2. content calendar made with ClickUp

A content calendar created with ClickUp is essentially a project management board.

Pros:

  • With ClickUp you can toggle the product view from board style to a spreadsheet style
  • Easy to see where individual pieces of content are in the process

Cons:

  • Can’t publish directly to your CMS
  • Requires time-consuming copying and pasting into your CMS (which is a waste of money too, when you consider what you pay someone to do this)
  • Doesn’t allow you to publish directly to social media either
  • Can create confusion and version control issues, because task cards don’t correlate directly to pieces of content

3. Content calendar made with Google Sheets

It’s very common for content managers to use a spreadsheet to manage their content calendar.

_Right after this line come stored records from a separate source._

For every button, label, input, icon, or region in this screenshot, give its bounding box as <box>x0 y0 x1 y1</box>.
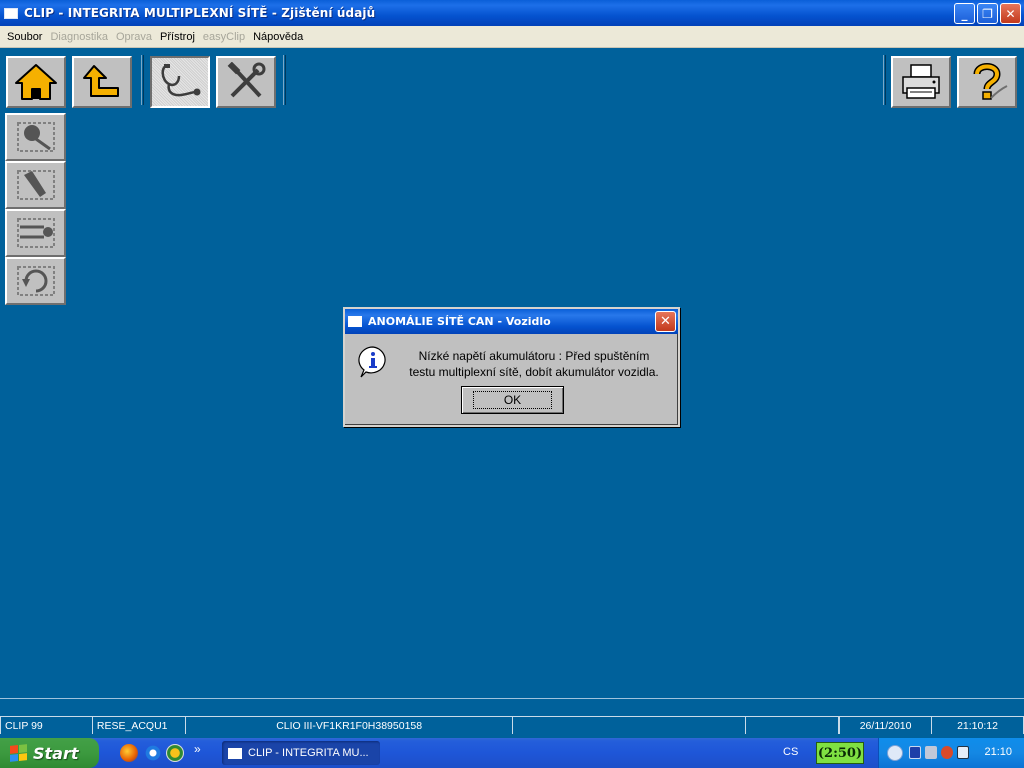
app-window-icon <box>4 7 18 19</box>
back-arrow-icon <box>83 65 119 97</box>
dialog-message: Nízké napětí akumulátoru : Před spuštění… <box>395 348 673 380</box>
dialog-app-icon <box>348 316 362 327</box>
side-tool-network-cycle[interactable] <box>5 257 66 305</box>
status-empty-2 <box>745 716 839 734</box>
menu-diagnostika[interactable]: Diagnostika <box>46 31 111 43</box>
side-tool-network-scan[interactable] <box>5 113 66 161</box>
restore-button[interactable]: ❐ <box>977 3 998 24</box>
firefox-icon[interactable] <box>120 744 138 762</box>
minimize-button[interactable]: _ <box>954 3 975 24</box>
window-title: CLIP - INTEGRITA MULTIPLEXNÍ SÍTĚ - Zjiš… <box>24 6 376 20</box>
network-cycle-icon <box>16 266 55 296</box>
start-button[interactable]: Start <box>0 738 99 768</box>
dialog-close-button[interactable]: ✕ <box>655 311 676 332</box>
status-time: 21:10:12 <box>931 716 1024 734</box>
toolbar-separator <box>283 55 286 105</box>
status-tool: CLIP 99 <box>0 716 92 734</box>
side-tool-network-connect[interactable] <box>5 209 66 257</box>
taskbar-app-clip[interactable]: CLIP - INTEGRITA MU... <box>222 741 380 765</box>
network-connect-icon <box>16 218 55 248</box>
system-clock[interactable]: 21:10 <box>984 746 1012 758</box>
menu-easyclip[interactable]: easyClip <box>199 31 249 43</box>
battery-timer: (2:50) <box>816 742 864 764</box>
repair-button[interactable] <box>216 56 276 108</box>
menu-napoveda[interactable]: Nápověda <box>249 31 307 43</box>
help-icon <box>973 63 1008 100</box>
usb-icon[interactable] <box>909 746 921 759</box>
security-icon[interactable] <box>941 746 953 759</box>
status-function: RESE_ACQU1 <box>91 716 185 734</box>
window-controls: _ ❐ ✕ <box>954 3 1021 24</box>
ok-button[interactable]: OK <box>461 386 564 414</box>
print-button[interactable] <box>891 56 951 108</box>
internet-explorer-icon[interactable] <box>144 744 162 762</box>
side-tool-network-edit[interactable] <box>5 161 66 209</box>
close-button[interactable]: ✕ <box>1000 3 1021 24</box>
home-button[interactable] <box>6 56 66 108</box>
diagnostic-button[interactable] <box>150 56 210 108</box>
network-icon[interactable] <box>925 746 937 759</box>
status-bar: CLIP 99 RESE_ACQU1 CLIO III-VF1KR1F0H389… <box>0 716 1024 734</box>
stethoscope-icon <box>161 64 201 97</box>
network-scan-icon <box>16 122 55 152</box>
menu-soubor[interactable]: Soubor <box>3 31 46 43</box>
toolbar-separator <box>141 55 144 105</box>
toolbar-separator <box>883 55 886 105</box>
can-anomaly-dialog: ANOMÁLIE SÍTĚ CAN - Vozidlo ✕ Nízké napě… <box>343 307 680 427</box>
ok-button-label: OK <box>472 391 553 409</box>
dialog-message-line1: Nízké napětí akumulátoru : Před spuštění… <box>418 349 650 363</box>
status-message-line <box>0 698 1024 716</box>
start-label: Start <box>33 743 79 763</box>
menu-pristroj[interactable]: Přístroj <box>156 31 199 43</box>
printer-icon <box>902 64 940 99</box>
quicklaunch-chevron[interactable]: » <box>194 742 201 756</box>
dialog-title-bar[interactable]: ANOMÁLIE SÍTĚ CAN - Vozidlo ✕ <box>345 309 678 334</box>
network-edit-icon <box>16 170 55 200</box>
home-icon <box>15 64 57 100</box>
menu-bar: Soubor Diagnostika Oprava Přístroj easyC… <box>0 26 1024 48</box>
help-button[interactable] <box>957 56 1017 108</box>
media-player-icon[interactable] <box>166 744 184 762</box>
language-indicator[interactable]: CS <box>783 746 798 758</box>
back-button[interactable] <box>72 56 132 108</box>
window-title-bar[interactable]: CLIP - INTEGRITA MULTIPLEXNÍ SÍTĚ - Zjiš… <box>0 0 1024 26</box>
tools-icon <box>227 62 266 98</box>
system-tray: 21:10 <box>878 738 1024 768</box>
menu-oprava[interactable]: Oprava <box>112 31 156 43</box>
info-icon <box>358 346 386 378</box>
status-vehicle: CLIO III-VF1KR1F0H38950158 <box>184 716 513 734</box>
clip-app-icon <box>228 747 242 759</box>
dialog-message-line2: testu multiplexní sítě, dobít akumulátor… <box>409 365 659 379</box>
dialog-title: ANOMÁLIE SÍTĚ CAN - Vozidlo <box>368 315 551 328</box>
tray-expand-icon[interactable] <box>887 745 903 761</box>
windows-flag-icon <box>10 744 27 762</box>
status-date: 26/11/2010 <box>839 716 932 734</box>
main-toolbar <box>0 49 1024 111</box>
taskbar: Start » CLIP - INTEGRITA MU... CS (2:50)… <box>0 738 1024 768</box>
taskbar-app-label: CLIP - INTEGRITA MU... <box>248 747 369 759</box>
status-empty-1 <box>512 716 746 734</box>
display-icon[interactable] <box>957 746 969 759</box>
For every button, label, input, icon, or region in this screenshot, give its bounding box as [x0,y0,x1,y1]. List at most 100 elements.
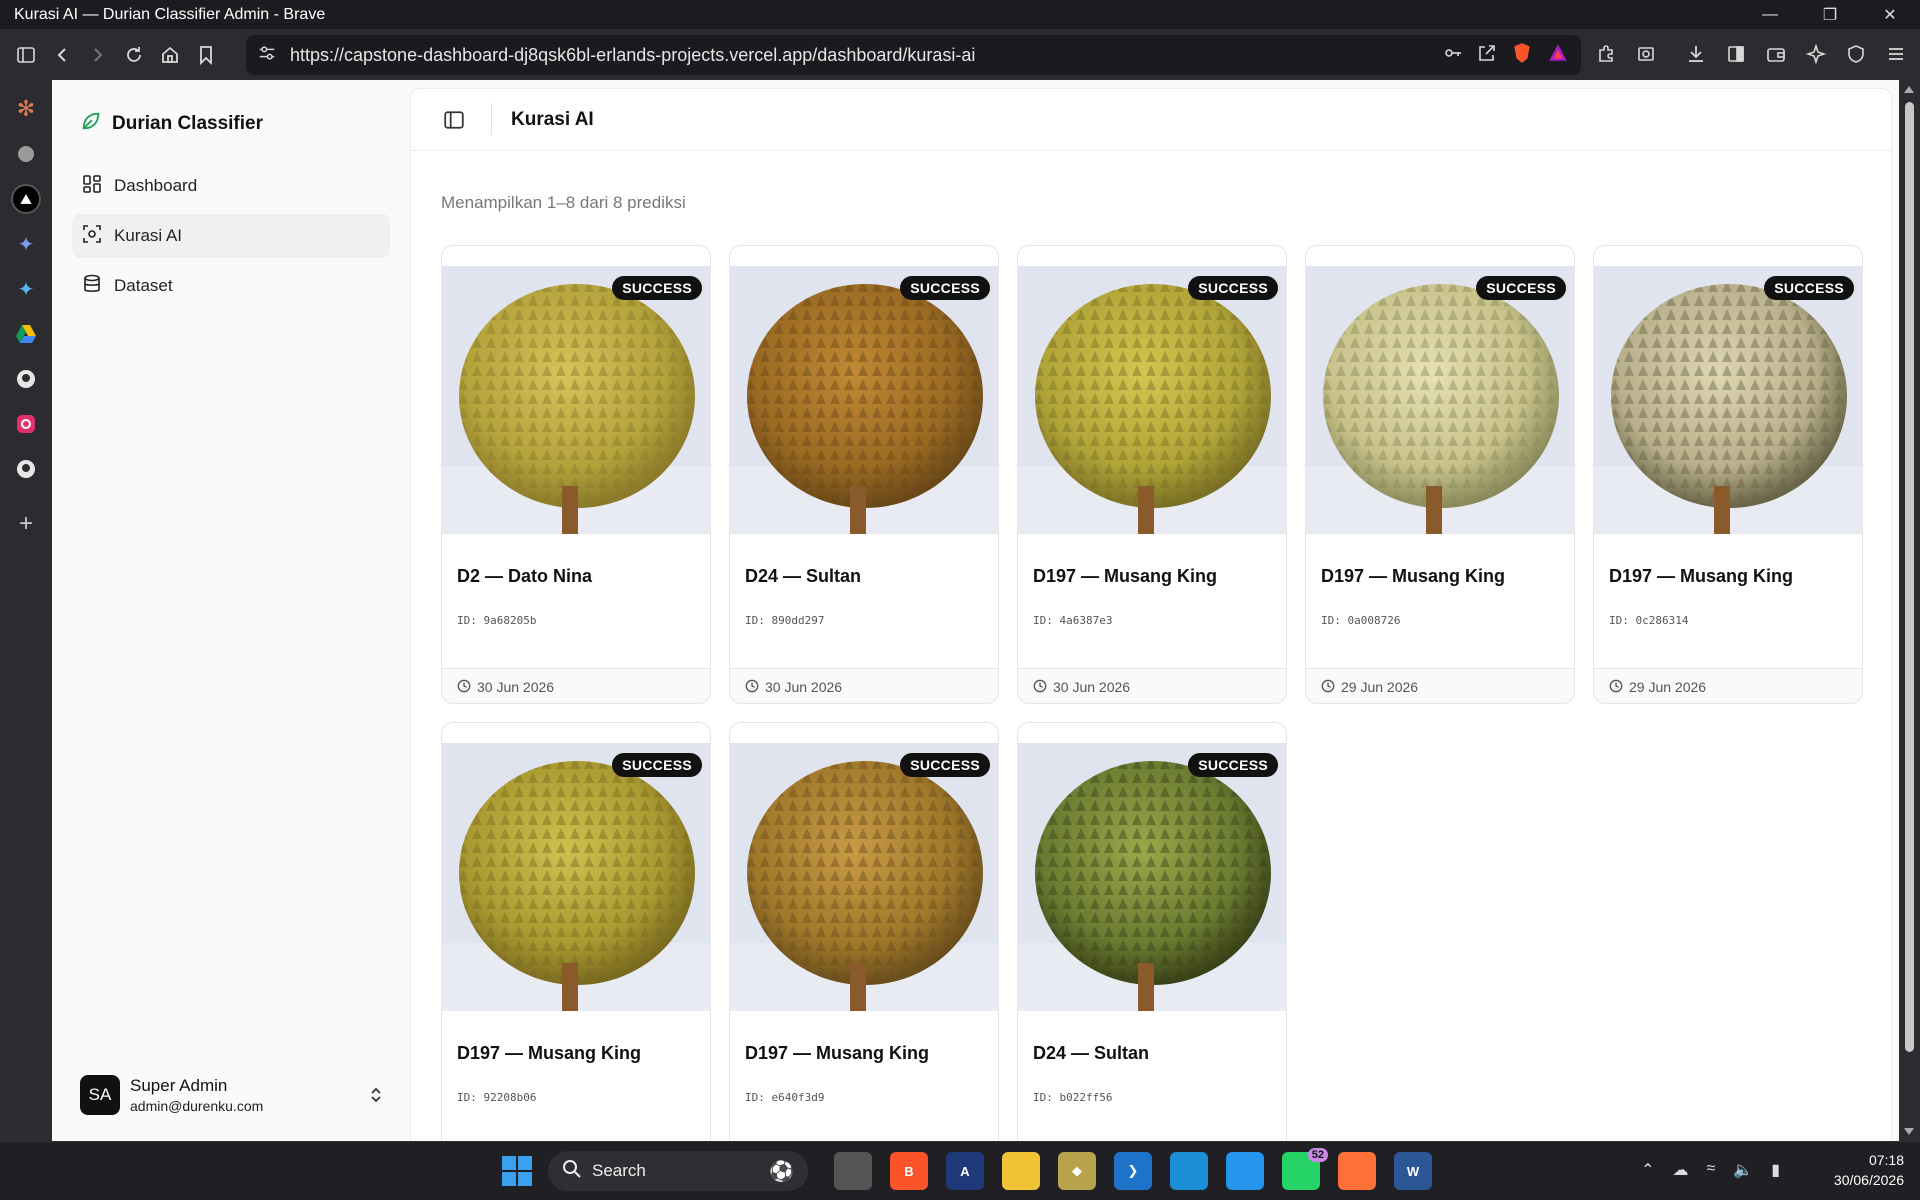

While this can work for teams that don’t publish frequently, this quickly becomes confusing when you publish more than a couple of pieces of content a month. And if you want to create an active social media presence, this option won’t work.

Pros:

  • Easy to link to Google Doc briefs in each row
  • Free or affordable to use (depending on your G Suite plan)

Cons:

  • Can’t publish to your CMS
  • Can’t publish to social media networks or other promotional channels
  • Difficult to find files
  • Difficult to know the status of content
  • The sheet quickly starts to look messy and confusing when you have a lot of content to manage

How to create a content calendar template that helps you publish faster

Your content calendar template is important. It sets up the foundation for your content marketing going forward.

You need something that will...

  • Help you plan your publishing schedule
  • Let you instantly see your upcoming content in your content calendar
  • Make it easy to collaborate with your whole team
  • Work directly on content pieces (instead of hunting for them)
  • Save time on publishing and distribution
  • Make it easy to promote content across channels

An all-in-one content tool that includes calendars and publishing will save you a lot more time than a spreadsheet-based template.